Snow eventually encounters the inevitable Prince Charming (Hammer) on a forbidden stroll through the forest. She also notices that her royal subjects are living in poverty, thanks to the Queen’s heavy taxes, and decides to stage a revolution. Revolution fails, Julia Roberts gets pissy, Nathan Lane is ordered to murder the rebellious teen and, somehow, Snow ends up living in the woods with seven Robin Hood-esque thieves. Who are also dwarves. Julia Roberts figures this out with her magical mirror-meets-portal-to-another-dimension (the other dimension consists of a shed containing ANOTHER mirror containing ANOTHER Julia Roberts) and seeks to wreak her revenge…
Mirror Mirror is great for children; I can’t stress that point enough. I sat in a cinema surrounded by the little demons and they absolutely loved Mirror Mirror, getting especially excited about the inexplicable Bollywood-style song and dance number. But what do kids know, eh? They voted ADAM SANDLER as the BEST Movie Actor. Based on his dual performance in Jack & Jill. Therefore, the opinions of children are worth absolutely nothing in the world of good cinema. They’d probably enjoy watching a dog piss against a lampost if there was a bucket of popcorn in it for them.

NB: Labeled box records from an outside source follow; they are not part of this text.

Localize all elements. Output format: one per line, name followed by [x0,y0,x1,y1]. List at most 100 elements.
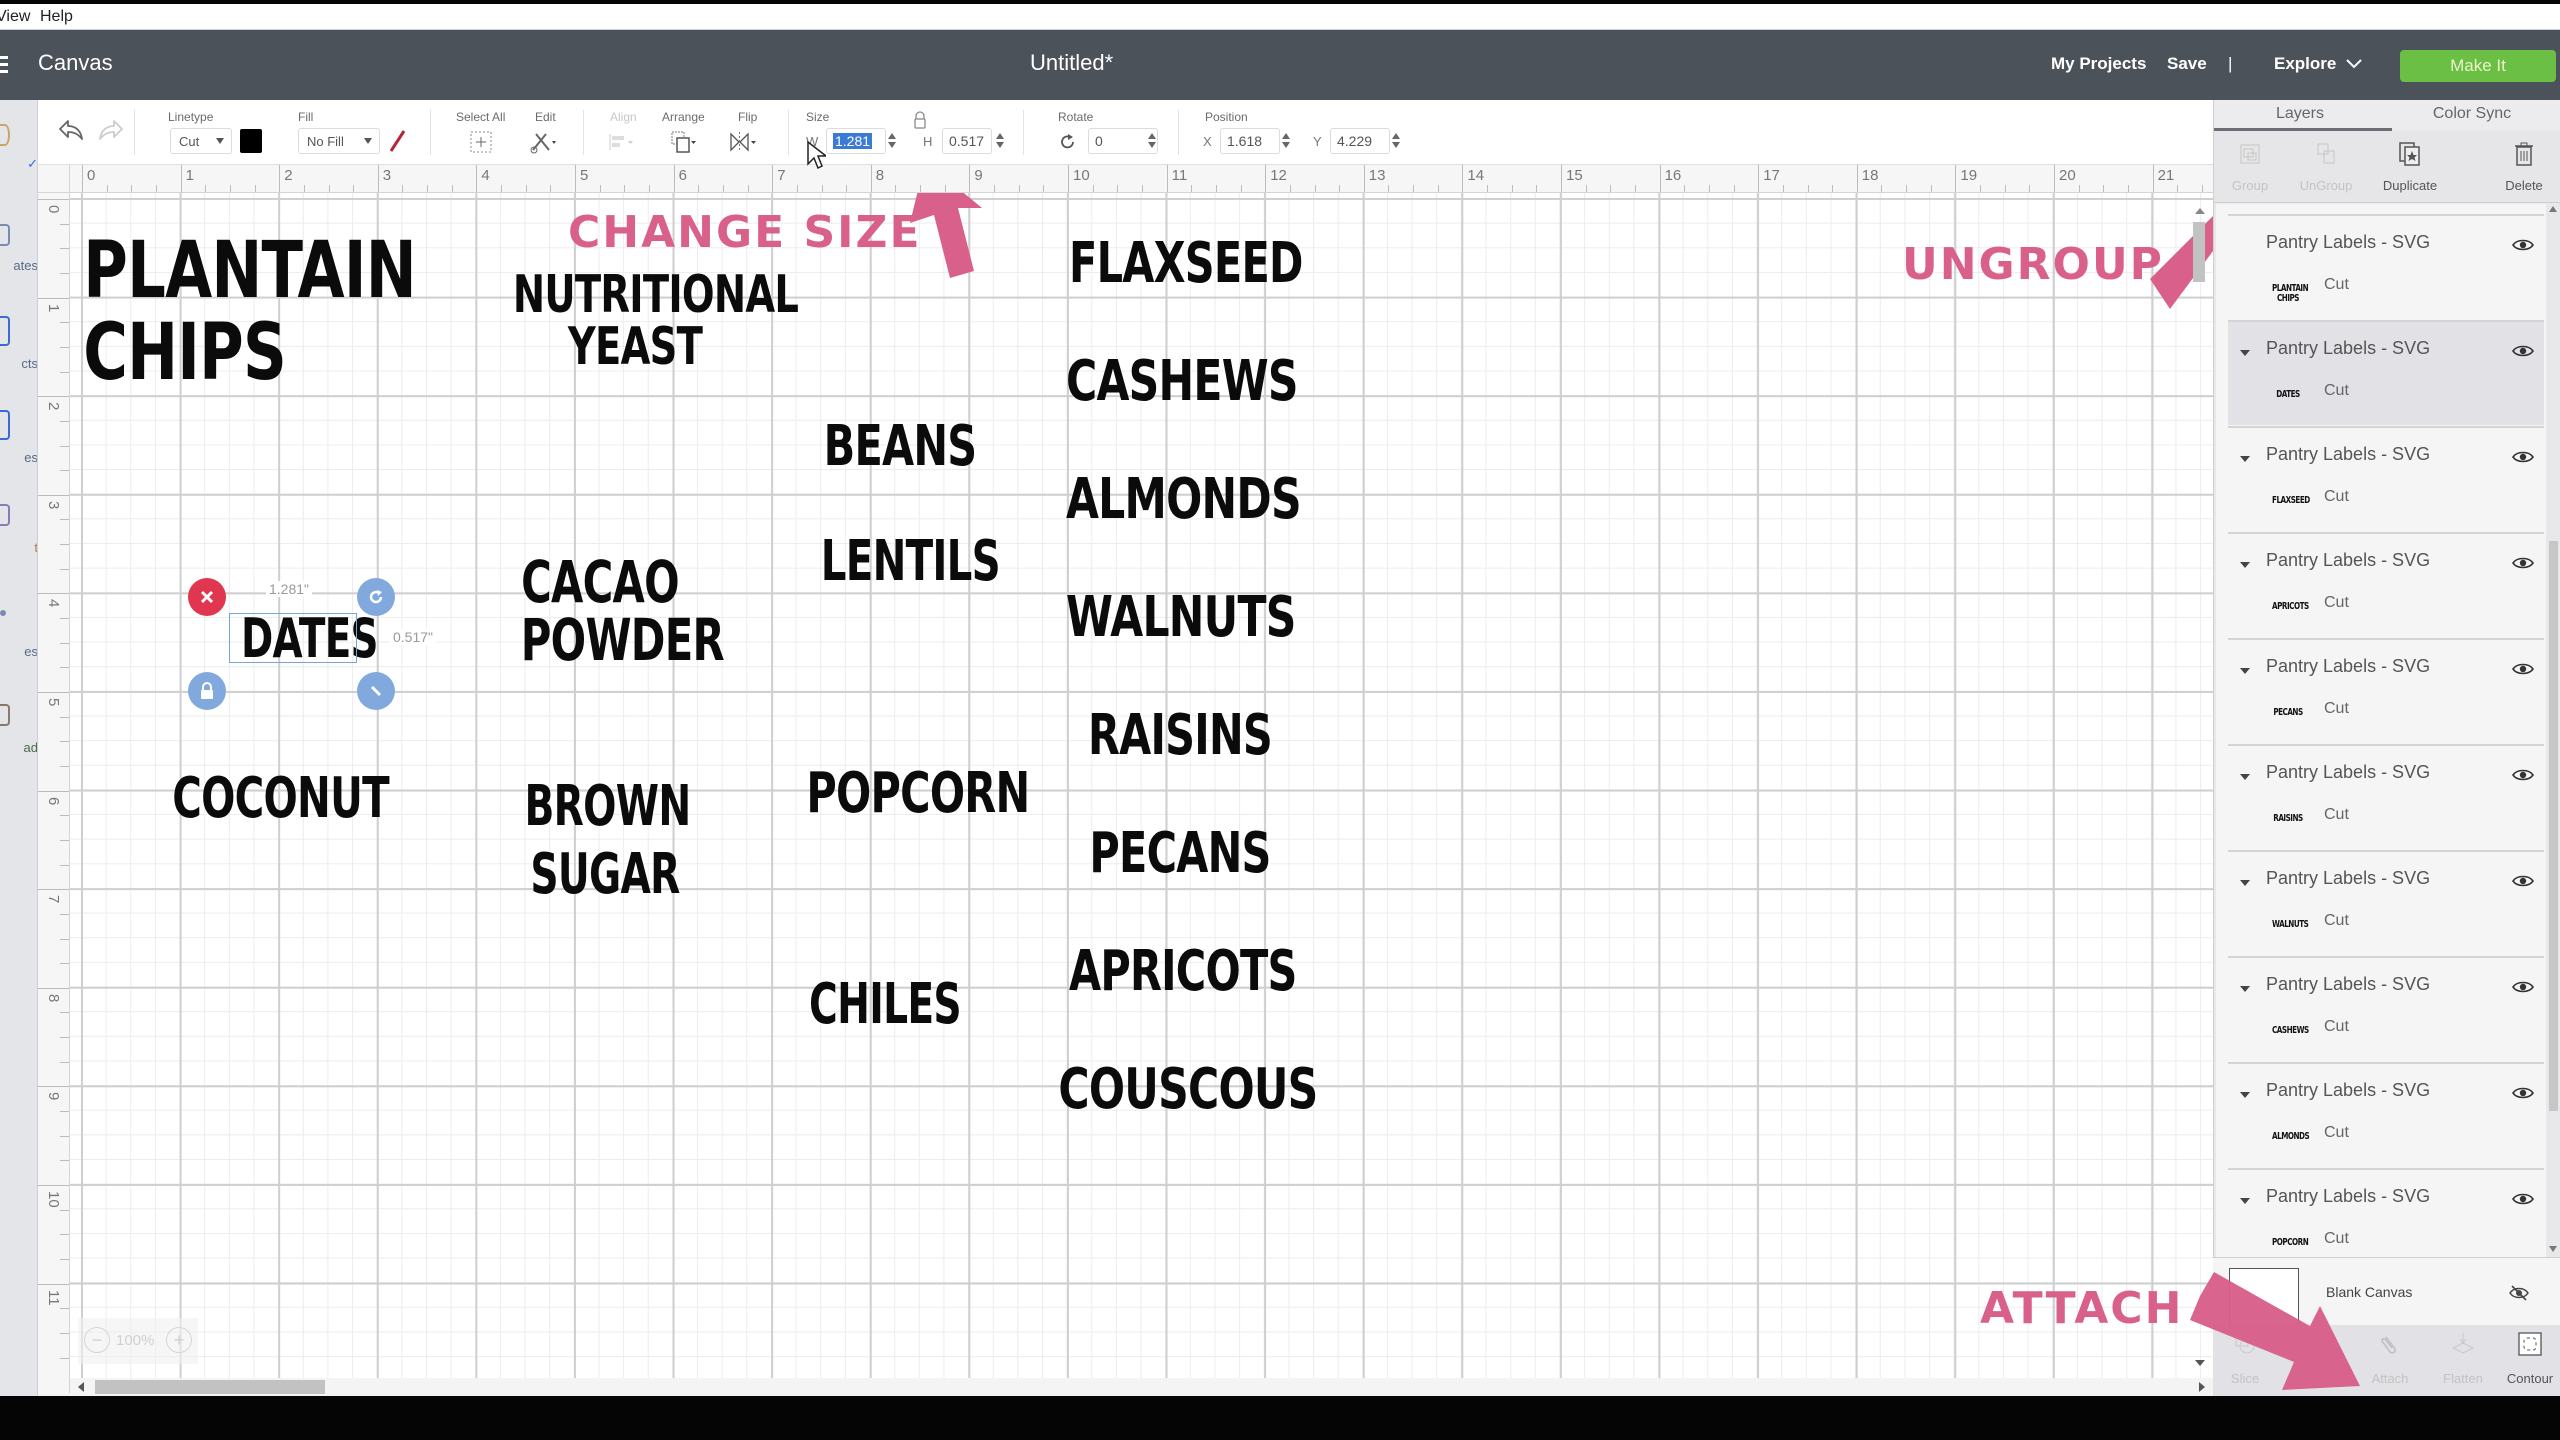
canvas-word-brown-sugar[interactable]: BROWN SUGAR [525,773,692,910]
expand-triangle-icon[interactable] [2240,1092,2250,1098]
linetype-color-swatch[interactable] [240,129,262,153]
expand-triangle-icon[interactable] [2240,986,2250,992]
height-input[interactable]: 0.517 [942,128,992,154]
expand-triangle-icon[interactable] [2240,1198,2250,1204]
resize-handle[interactable] [357,672,395,710]
new-icon[interactable] [0,124,10,146]
eye-icon[interactable] [2512,1086,2534,1100]
eye-hidden-icon[interactable] [2508,1284,2530,1302]
eye-icon[interactable] [2512,662,2534,676]
tab-layers[interactable]: Layers [2214,105,2386,123]
group-button[interactable]: Group [2212,131,2288,203]
upload-icon[interactable] [0,704,10,726]
layer-row[interactable]: Pantry Labels - SVG FLAXSEED Cut [2228,426,2544,531]
eye-icon[interactable] [2512,238,2534,252]
expand-triangle-icon[interactable] [2240,456,2250,462]
fill-select[interactable]: No Fill [298,128,380,154]
my-projects-link[interactable]: My Projects [2051,54,2146,74]
position-y-input[interactable]: 4.229 [1330,128,1390,154]
make-it-button[interactable]: Make It [2400,50,2556,82]
height-stepper[interactable] [996,133,1004,149]
shapes-icon[interactable] [0,410,10,440]
no-fill-swatch-icon[interactable] [386,129,408,153]
sidebar-upload-label[interactable]: ad [0,740,37,755]
eye-icon[interactable] [2512,1192,2534,1206]
width-stepper[interactable] [888,133,896,149]
position-x-input[interactable]: 1.618 [1220,128,1280,154]
canvas-word-popcorn[interactable]: POPCORN [806,764,1030,824]
layer-row[interactable]: Pantry Labels - SVG CASHEWS Cut [2228,956,2544,1061]
select-all-icon[interactable] [466,128,496,156]
sidebar-templates-label[interactable]: ates [0,258,37,273]
zoom-in-button[interactable]: + [166,1327,192,1353]
lock-aspect-icon[interactable] [912,110,928,130]
design-canvas[interactable]: PLANTAIN CHIPS NUTRITIONAL YEAST FLAXSEE… [70,193,2213,1378]
contour-button[interactable]: Contour [2492,1325,2560,1397]
canvas-word-walnuts[interactable]: WALNUTS [1066,588,1296,648]
redo-icon[interactable] [96,116,126,144]
canvas-word-beans[interactable]: BEANS [819,417,982,477]
canvas-word-raisins[interactable]: RAISINS [1069,706,1291,766]
width-input[interactable]: 1.281 [826,128,886,154]
canvas-vertical-scrollbar[interactable] [2190,200,2208,1375]
images-icon[interactable] [0,610,6,616]
tab-color-sync[interactable]: Color Sync [2386,105,2558,123]
expand-triangle-icon[interactable] [2240,668,2250,674]
canvas-word-lentils[interactable]: LENTILS [821,532,1001,592]
templates-icon[interactable] [0,224,10,246]
zoom-out-button[interactable]: − [84,1327,110,1353]
chevron-down-icon[interactable] [2345,54,2363,72]
sidebar-new-label[interactable]: ✓ [0,156,37,172]
layer-row[interactable]: Pantry Labels - SVG PLANTAIN CHIPS Cut [2228,214,2544,319]
flip-icon[interactable] [728,128,758,156]
projects-icon[interactable] [0,316,10,346]
canvas-word-plantain-chips[interactable]: PLANTAIN CHIPS [83,230,416,395]
layer-row[interactable]: Pantry Labels - SVG WALNUTS Cut [2228,850,2544,955]
linetype-select[interactable]: Cut [170,128,232,154]
eye-icon[interactable] [2512,450,2534,464]
layers-scrollbar[interactable] [2547,206,2560,1256]
ungroup-button[interactable]: UnGroup [2288,131,2364,203]
delete-handle[interactable] [188,578,226,616]
canvas-horizontal-scrollbar[interactable] [70,1378,2213,1396]
arrange-icon[interactable] [668,128,698,156]
rotate-stepper[interactable] [1148,133,1156,149]
canvas-word-cacao-powder[interactable]: CACAO POWDER [521,553,725,669]
canvas-word-cashews[interactable]: CASHEWS [1066,352,1299,412]
rotate-handle[interactable] [357,578,395,616]
canvas-word-chiles[interactable]: CHILES [805,975,966,1035]
canvas-word-apricots[interactable]: APRICOTS [1069,942,1297,1002]
expand-triangle-icon[interactable] [2240,562,2250,568]
sidebar-images-label[interactable]: es [0,644,37,659]
layer-row[interactable]: Pantry Labels - SVG PECANS Cut [2228,638,2544,743]
lock-handle[interactable] [188,672,226,710]
eye-icon[interactable] [2512,980,2534,994]
sidebar-shapes-label[interactable]: es [0,450,37,465]
position-y-stepper[interactable] [1392,133,1400,149]
flatten-button[interactable]: Flatten [2425,1325,2501,1397]
menu-help[interactable]: Help [40,8,73,26]
save-link[interactable]: Save [2167,54,2207,74]
delete-button[interactable]: Delete [2486,131,2560,203]
edit-scissors-icon[interactable] [528,128,558,156]
canvas-word-coconut[interactable]: COCONUT [172,769,389,829]
expand-triangle-icon[interactable] [2240,350,2250,356]
layer-row[interactable]: Pantry Labels - SVG RAISINS Cut [2228,744,2544,849]
explore-menu[interactable]: Explore [2274,54,2336,74]
menu-view[interactable]: View [0,8,30,26]
canvas-word-nutritional-yeast[interactable]: NUTRITIONAL YEAST [513,269,799,373]
eye-icon[interactable] [2512,874,2534,888]
hamburger-menu-icon[interactable] [0,56,8,74]
canvas-word-pecans[interactable]: PECANS [1069,824,1291,884]
layer-row[interactable]: Pantry Labels - SVG DATES Cut [2228,320,2544,425]
expand-triangle-icon[interactable] [2240,880,2250,886]
canvas-word-almonds[interactable]: ALMONDS [1066,470,1302,530]
text-icon[interactable] [0,504,10,526]
canvas-word-couscous[interactable]: COUSCOUS [1058,1060,1318,1120]
selection-bounding-box[interactable] [229,613,357,663]
sidebar-text-label[interactable]: t [0,540,37,555]
eye-icon[interactable] [2512,556,2534,570]
expand-triangle-icon[interactable] [2240,774,2250,780]
sidebar-projects-label[interactable]: cts [0,356,37,371]
layer-row[interactable]: Pantry Labels - SVG APRICOTS Cut [2228,532,2544,637]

Adults, on the other hand, will not be entirely repelled by Mirror Mirror. It certainly has a small degree of charm; Nathan Lane provides the funny, as normal, and the costumes and sumptuous set designs are absolutely fit for a fairytale. The animation sequence at the beginning also comes as a welcome surprise (despite being suspiciously similar to the shadow-puppet sequence in Harry Potter And The Deathly Hallows: Part 1) but is, on the whole, very lovely to look at.
Julia Roberts gives a stellar performance with the little material she has at her disposal but, on short, the problem with her character is that the Queen is utterly two dimensional. She is guilty of extreme vanity and greed, but, other than that, isn’t all that evil. Her reason for hating Snow White isn’t anything to do with the child’s beauty overshadowing her own, as the original fairytale suggests, but (rather blandly) because the teen disapproves of her taxing techniques.
BUT THAT’S ALL WRONG, ISN’T IT TARSEM SINGH?! The whole point of Grimm’s Snow White is to show how terrifying the adult populace find the growing power of the younger generations. How age is the most frightening demon we have to face. How the unheimlich (or the unnatural) can seep into our everyday lives and make us fear the strange… like the replacement mother, or stepmother, for example.
In short, it fails to live up to the structure of the original (far more compelling) tale. True love’s first kiss loses all of its power, the once-terrifying Other Mother is merely a grumpy middle-aged woman and the “happily ever after” sequence feels completely undeserved for any of the characters involved. By stripping the story of all of the unsavoury and darker elements, in a bid to create the perfect family film, Tarsem Singh has served up something bland, something obvious and, as a whole, wildly nonsensical.
If you would like to see something mildly entertaining, then, by all means, head off to the cinemas at once to see Mirror Mirror. But if you want the true passion, sexual jealousy and terror of the original tale, we suggest you stick to Disney’s 1937 animation; the underlying darkness of that family favourite remains completely untouched by this simpering rival.